Many a former religious can tell these stories. This is why it cannot be believed when priests and religious throw up their hands in horror and deny all knowledge when another is convicted of abuse.
To remain in priesthood or religious life you have to turn a blind eye to all sorts of illegality and/or damaging sexual behaviour, and anyone who says they don’t is blind, has convinced themselves otherwise or is LYING.

Like

4.25pm: Buckkey, you’ll say mass tonight and tomorrow, no doubt, pretending to keep SACRED the memory of Christ (which was once your noble idea), yet your engagement with gossip, speculation, innuendo, half truths and denigrating of others is absolutely totally against CHRIST’S way of living as a priest. You mock the very Christ you supposedly honour. Hypocrite. Hypocrite. Hypocrite.

Like

I celebrated a wedding Mass in Portugal today.

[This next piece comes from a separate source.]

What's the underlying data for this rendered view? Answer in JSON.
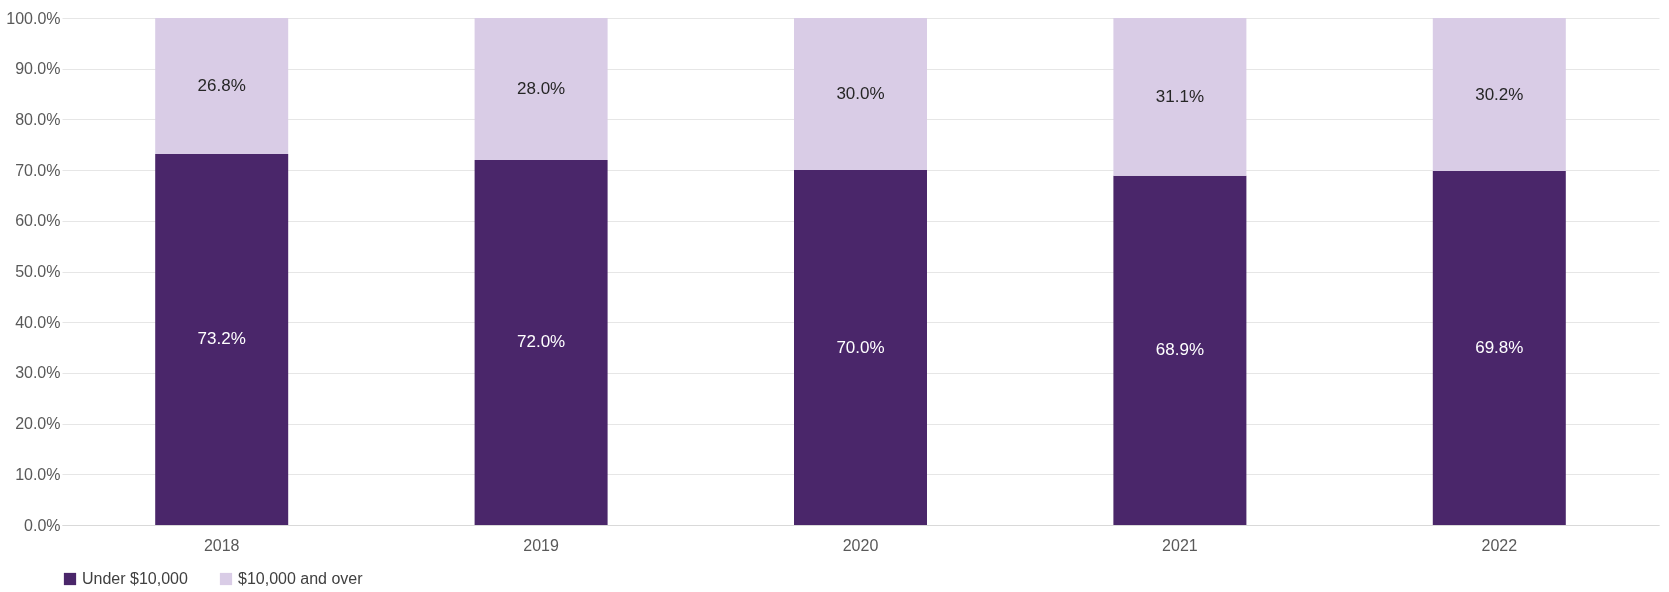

Tomorrow I will concelebrate Sunday Mass here.

Like

No hypocrite to expose the truth however much it hurts the institution -” You shall know the truth , and the truth shall set you free .” It is that the Roman Catholic Church wants to stop , and silence .

Liked by 1 person

6.41: Pat sure does get around! Freebies are one of the benefits of being a free Church. All and sundry want you to marry them in all kinds of situations – even up trees!!Pat loves the unusual. God can’t even keep up with Pat’s journeys.

Like

One of Clogher diocese’s convicted ex-priests lives in a Housing Executive bungalow next to and overlooking the playground of Holy Trinity primary school in Enniskillen.

Like

Saturday night in the big chair. Tele on, fire blazing and a nice glass of Bush to hand. Living the dream!
Pat is doing us all a service exposing the hypocrisy of an outfit that is only interested in bringing in the cash and then hoarding it and protecting it at all costs. It is a massive commercial machine which ‘sells God’ but in saying that isn’t that not what most religions are about. Where there’s God there’s dosh and corruption. Look at all these evangelical outfits and how wealthy they are. Even the dippers in the north Antrim Bible Belt. There aren’t too many commercially successful Protestant families in these parts that don’t go church or the hall on the sabbath. As my old mother used to say ‘Good living for a living’
Some of them can’t throw enough money at religion thinking it will help spread the good news……whatever that is or wherever it can be found. They should just keep it simple. Do unto others as they would wish done unto themselves. That way they could use their money for better things, medical research for example. It would also cut off the lifeblood of religions. Money.
Anyway, enough caustic observation from me for one night. Time to feel redeemed by the precious water of life.

Like

7.21: How are things in Limerick…was your question earlier and I referred to it as inane. It is utterly inane as it has nothing whatsoever to do with the blog today. Let’s call comments for what they are. Please tell us what your question is referring to? Are you embarrassed now at your inanity? Yes, stay in bed…

Like

“A massive commercial machine that sells God”.
An excellent comment DD, going to the heart of the matter.
Whatever the impressionable altruistic aspirations of those entering “religious training” , the reality seems to be that power, control and financial rewards become paramount considerations.